Questions like this haunt Auntie Ruth—if not in her sleep, in her waking moments as a columnist. Really: It’s the end of the world as we know it, and Auntie doesn’t feel fine. But isn’t anybody else out there freakin’ the frack out?
Of course you are. There, there.
Enter climate change 2011 as a search of The Sacramento Bee’s website and you get 69 results. Enter the same in SN&R’s website (which is an amalgamation of our three newspapers: Sacramento, Reno and Chico) and you get 5,040 results.
Modestly, Auntie Ruth refrains from comment.
Take it up past the regional level to where the air is thin and the altitude dizzying: Think Progress reports that Robert Brulle, a prof at Drexel University in Philadelphia, surveyed the climate-change coverage over the past 15 years by NBC, ABC and the CBS nightly newscasts.
In 2011, there were 14 climate-change stories for a total of 32 minutes of coverage. In 2010? Thirty-two stories for 90 minutes of coverage; way, way down from the pinnacle of 2007, with 147 stories and 386 minutes of coverage. Only 2003 was worse than 2011.
Ouch. Every day the story gets more urgent. Shouldn’t the coverage be climbing in response?
Think Progress attributes this to “a failure of the political elite to focus on the issue,” the impact of other “macro” factors (unemployment, the economy), and the lack of big political “events” that can churn news.

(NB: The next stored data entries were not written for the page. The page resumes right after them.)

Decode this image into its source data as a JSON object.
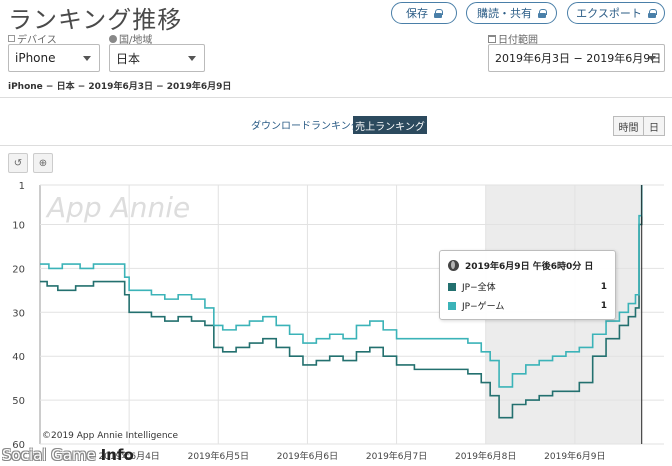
{
  "header": {
    "title": "ランキング推移",
    "buttons": [
      {
        "label": "保存"
      },
      {
        "label": "購読・共有"
      },
      {
        "label": "エクスポート"
      }
    ]
  },
  "filters": {
    "device_label": "デバイス",
    "device_value": "iPhone",
    "region_label": "国/地域",
    "region_value": "日本",
    "date_label": "日付範囲",
    "date_value": "2019年6月3日 − 2019年6月9日"
  },
  "subtitle": "iPhone − 日本 − 2019年6月3日 − 2019年6月9日",
  "tabs": {
    "download": "ダウンロードランキング",
    "sales": "売上ランキング"
  },
  "granularity": {
    "hour": "時間",
    "day": "日"
  },
  "tooltip": {
    "title": "2019年6月9日 午後6時0分 日",
    "rows": [
      {
        "name": "JP−全体",
        "value": "1",
        "color": "#23706f"
      },
      {
        "name": "JP−ゲーム",
        "value": "1",
        "color": "#3bb3b8"
      }
    ]
  },
  "watermark": "App Annie",
  "copyright": "©2019 App Annie Intelligence",
  "site_watermark": {
    "part1": "Social Game ",
    "part2": "Info"
  },
  "chart_data": {
    "type": "line",
    "y_reversed": true,
    "ylim": [
      1,
      60
    ],
    "y_ticks": [
      "1",
      "10",
      "20",
      "30",
      "40",
      "50",
      "60"
    ],
    "x_tick_labels": [
      "2019年6月4日",
      "2019年6月5日",
      "2019年6月6日",
      "2019年6月7日",
      "2019年6月8日",
      "2019年6月9日"
    ],
    "x_tick_days": [
      1,
      2,
      3,
      4,
      5,
      6
    ],
    "x_range_days": [
      0,
      7
    ],
    "highlight_range_days": [
      5.0,
      6.75
    ],
    "cursor_day": 6.75,
    "series": [
      {
        "name": "JP−全体",
        "color": "#23706f",
        "x": [
          0,
          0.08,
          0.2,
          0.4,
          0.6,
          0.75,
          0.85,
          0.95,
          1.0,
          1.1,
          1.25,
          1.4,
          1.55,
          1.7,
          1.85,
          1.95,
          2.05,
          2.2,
          2.35,
          2.5,
          2.65,
          2.8,
          2.95,
          3.1,
          3.25,
          3.4,
          3.55,
          3.7,
          3.85,
          4.0,
          4.2,
          4.4,
          4.6,
          4.8,
          4.95,
          5.05,
          5.15,
          5.3,
          5.45,
          5.6,
          5.75,
          5.9,
          6.05,
          6.2,
          6.35,
          6.5,
          6.6,
          6.68,
          6.72,
          6.75
        ],
        "values": [
          23,
          24,
          25,
          24,
          23,
          23,
          23,
          26,
          30,
          30,
          31,
          32,
          31,
          32,
          33,
          38,
          39,
          38,
          37,
          36,
          38,
          40,
          42,
          41,
          40,
          41,
          39,
          38,
          40,
          42,
          43,
          43,
          43,
          44,
          46,
          49,
          54,
          51,
          50,
          49,
          48,
          48,
          46,
          40,
          36,
          33,
          31,
          29,
          10,
          1
        ]
      },
      {
        "name": "JP−ゲーム",
        "color": "#3bb3b8",
        "x": [
          0,
          0.1,
          0.25,
          0.45,
          0.6,
          0.75,
          0.85,
          0.95,
          1.0,
          1.1,
          1.25,
          1.4,
          1.55,
          1.7,
          1.85,
          1.95,
          2.05,
          2.2,
          2.35,
          2.5,
          2.65,
          2.8,
          2.95,
          3.1,
          3.25,
          3.4,
          3.55,
          3.7,
          3.85,
          4.0,
          4.2,
          4.4,
          4.6,
          4.8,
          4.95,
          5.05,
          5.15,
          5.3,
          5.45,
          5.6,
          5.75,
          5.9,
          6.05,
          6.2,
          6.35,
          6.5,
          6.6,
          6.68,
          6.72,
          6.75
        ],
        "values": [
          19,
          20,
          19,
          20,
          19,
          19,
          19,
          22,
          25,
          25,
          26,
          27,
          26,
          27,
          29,
          33,
          34,
          33,
          32,
          31,
          33,
          35,
          37,
          36,
          35,
          36,
          33,
          32,
          34,
          36,
          36,
          36,
          36,
          37,
          39,
          41,
          47,
          44,
          42,
          41,
          40,
          39,
          38,
          35,
          32,
          30,
          28,
          26,
          8,
          1
        ]
      }
    ]
  }
}
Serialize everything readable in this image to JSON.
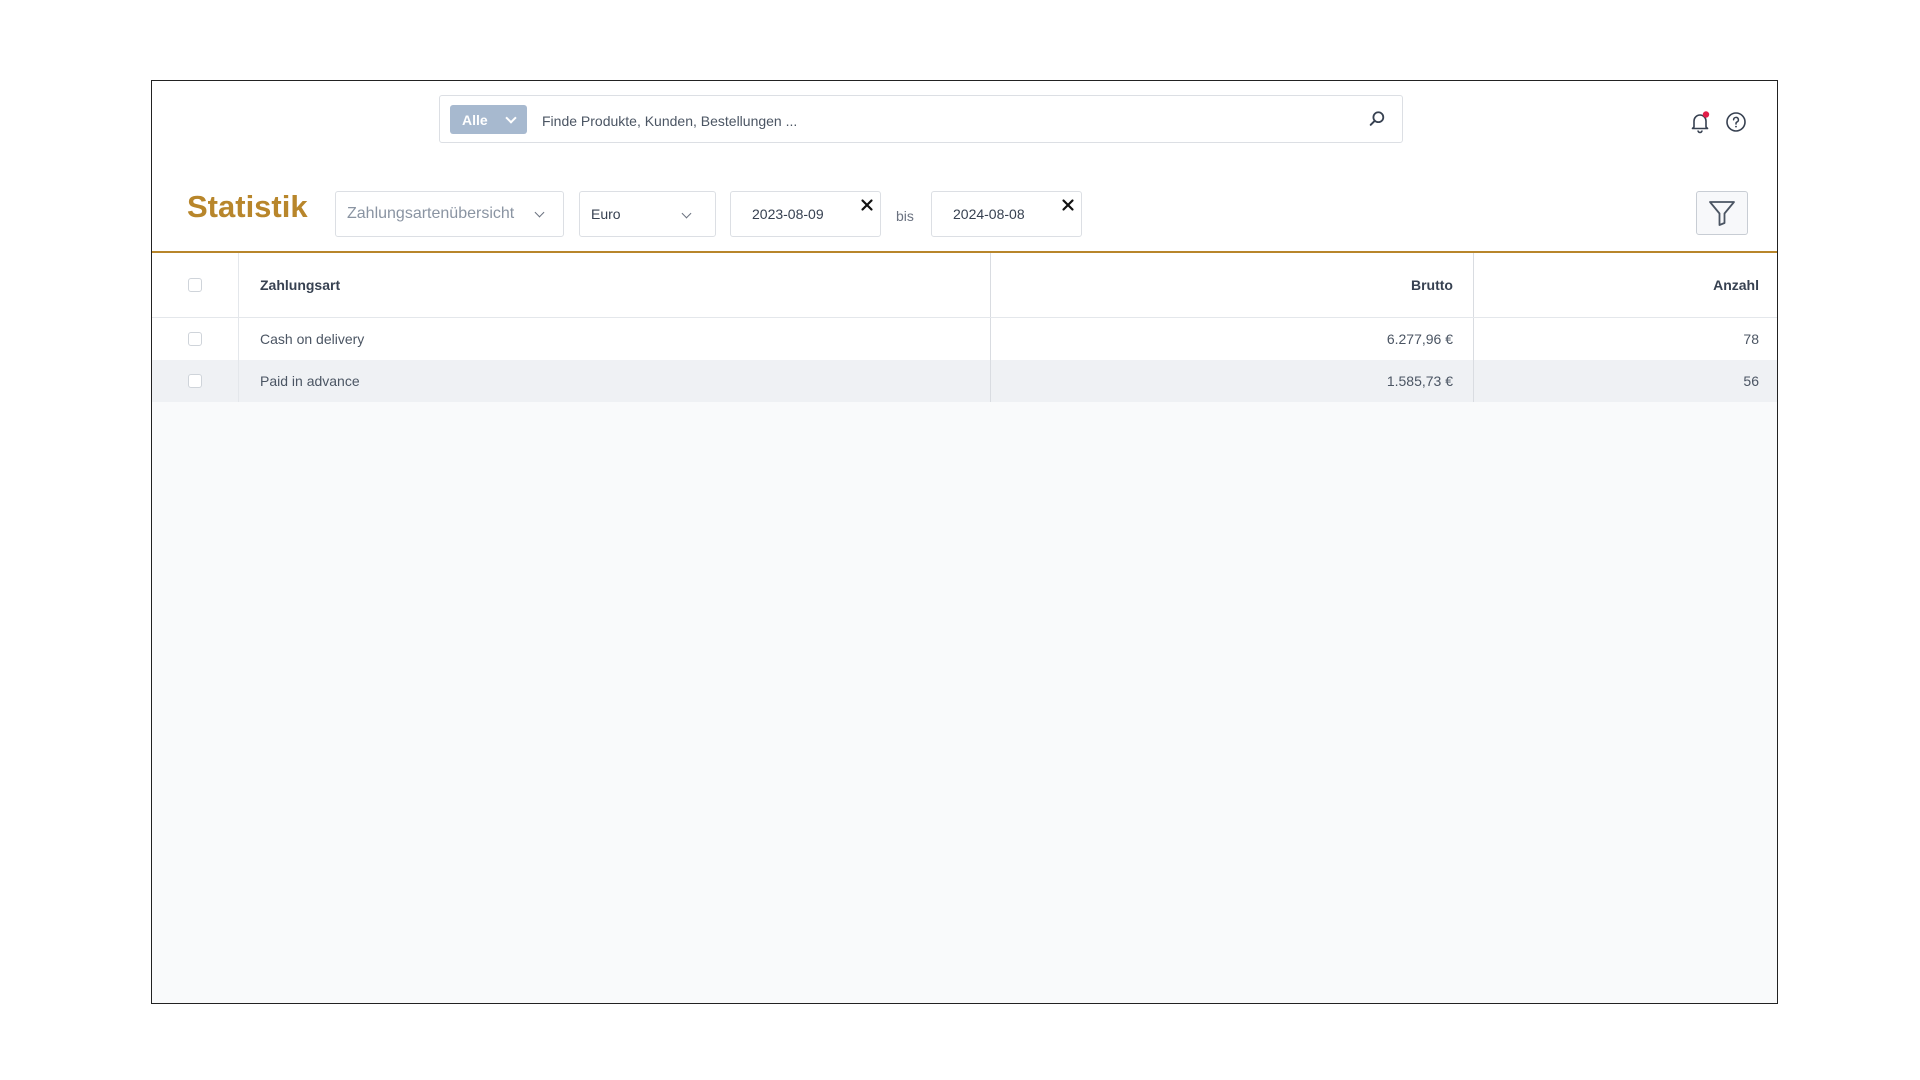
{
  "search": {
    "scope_label": "Alle",
    "placeholder": "Finde Produkte, Kunden, Bestellungen ...",
    "value": ""
  },
  "header_icons": {
    "notifications": "bell-icon",
    "help": "help-icon",
    "notification_dot_color": "#e11d48"
  },
  "toolbar": {
    "title": "Statistik",
    "report_select": "Zahlungsartenübersicht",
    "currency_select": "Euro",
    "date_from": "2023-08-09",
    "range_separator": "bis",
    "date_to": "2024-08-08",
    "filter_icon": "filter-icon"
  },
  "colors": {
    "accent": "#b8862b",
    "scope_badge": "#a7b9cf"
  },
  "table": {
    "columns": [
      "Zahlungsart",
      "Brutto",
      "Anzahl"
    ],
    "rows": [
      {
        "zahlungsart": "Cash on delivery",
        "brutto": "6.277,96 €",
        "anzahl": "78"
      },
      {
        "zahlungsart": "Paid in advance",
        "brutto": "1.585,73 €",
        "anzahl": "56"
      }
    ]
  }
}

Indeed, with the Keystone XL Pipeline commanding some headlines—as the arrests grew and the national politics got stranger—the focus was on jobs and the immediate environmental impacts. Not the questionable logic of pulling the wrong oil from the wrong place for the wrong reasons, all to the ultimate detriment of the planet’s climate.
As you peruse your top websites for the most intriguing news, and check Facebook for the most liked/linked stories, and scan the Twitterdeck for LOLs and, it is hoped, read a newspaper once in a while, let us wonder out loud: With all this information bubbling up from the ground, what makes climate change the journalistic equivalent of chopped liver? How did we get here, and how do we get out?